Le jour où l’euro(pe) a basculé
Par Charalambos Petinos
« Avec trois décennies de recul, l’assujettissement des économies au pouvoir des banquiers parait limpide. Il procède d’une triple automutilation des Etats. La première intervient à partir des années 1970 lorsque les puissances publiques s’interdisent d’emprunter directement à leur banque centrale ; il leur faudra donc se tourner, à grands frais, vers les marchés. La deuxième découle de l’amputation des recettes fiscales. La troisième dérive de la dérèglementation du commerce de l’argent. Dès lors, les institutions de crédit prennent la barre. Au début des années 1990, les profits des banques américaines dépassent ceux de l’industrie manufacturière. » Si j’ai choisi de commencer cet article sur les dérives du système financier mondial et du système européen en particulier, par cette citation, c’est parce que Pierre Rimpert résume de manière concise et claire la situation de domination du monde par les financiers.
En effet, l’auteur dans un article intitulé « Bâtisseurs de ruines », article introductif au magazine Manière de voir (Le Monde Diplomatique) No 119, avec le titre La crise bancaire.
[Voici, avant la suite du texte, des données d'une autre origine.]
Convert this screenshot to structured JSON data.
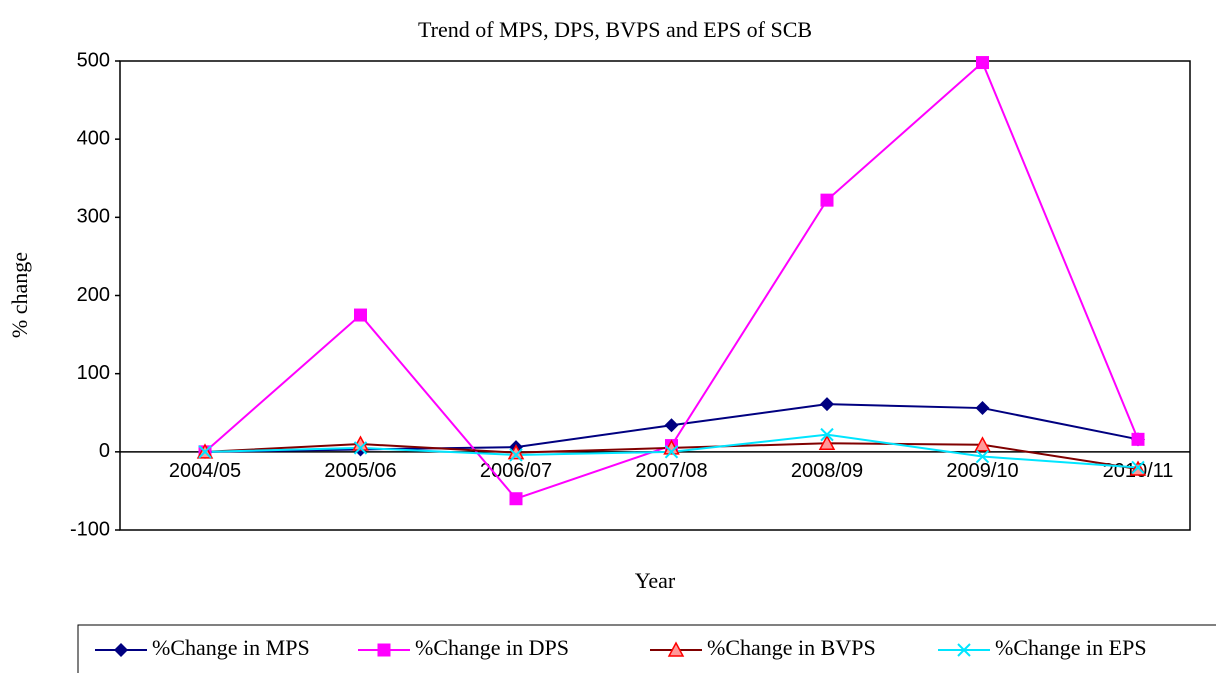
{
  "chart_data": {
    "type": "line",
    "title": "Trend of MPS, DPS, BVPS and EPS of SCB",
    "x_label": "Year",
    "y_label": "% change",
    "categories": [
      "2004/05",
      "2005/06",
      "2006/07",
      "2007/08",
      "2008/09",
      "2009/10",
      "2010/11"
    ],
    "series": [
      {
        "name": "%Change in MPS",
        "color": "#000080",
        "marker": "diamond",
        "values": [
          0,
          3,
          6,
          34,
          61,
          56,
          16
        ]
      },
      {
        "name": "%Change in DPS",
        "color": "#ff00ff",
        "marker": "square",
        "values": [
          0,
          175,
          -60,
          8,
          322,
          498,
          16
        ]
      },
      {
        "name": "%Change in BVPS",
        "color": "#800000",
        "marker": "triangle",
        "values": [
          0,
          10,
          -1,
          5,
          11,
          9,
          -22
        ]
      },
      {
        "name": "%Change in EPS",
        "color": "#00e5ff",
        "marker": "x",
        "values": [
          0,
          5,
          -4,
          0,
          22,
          -6,
          -20
        ]
      }
    ],
    "ylim": [
      -100,
      500
    ],
    "yticks": [
      -100,
      0,
      100,
      200,
      300,
      400,
      500
    ],
    "legend": "bottom"
  }
}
Le casse du siècle, analyse les politiques qui ont mené le monde entre les mains des banquiers et des financiers.
La banque et la finance sont devenues la pompe qui se nourrit et qui aspire la richesse au profit d’une minorité, bien loin du rôle qu’elles revendiquent d’outil de création de richesse et d’activité.
Et si par hasard un événement vient perturber cette belle machine, les pots cassés sont payés par les utilisateurs ou par les Etats. C’est dans cette optique que nous devons, à mon sens, aborder la question de la crise économique européenne et de ses conséquences.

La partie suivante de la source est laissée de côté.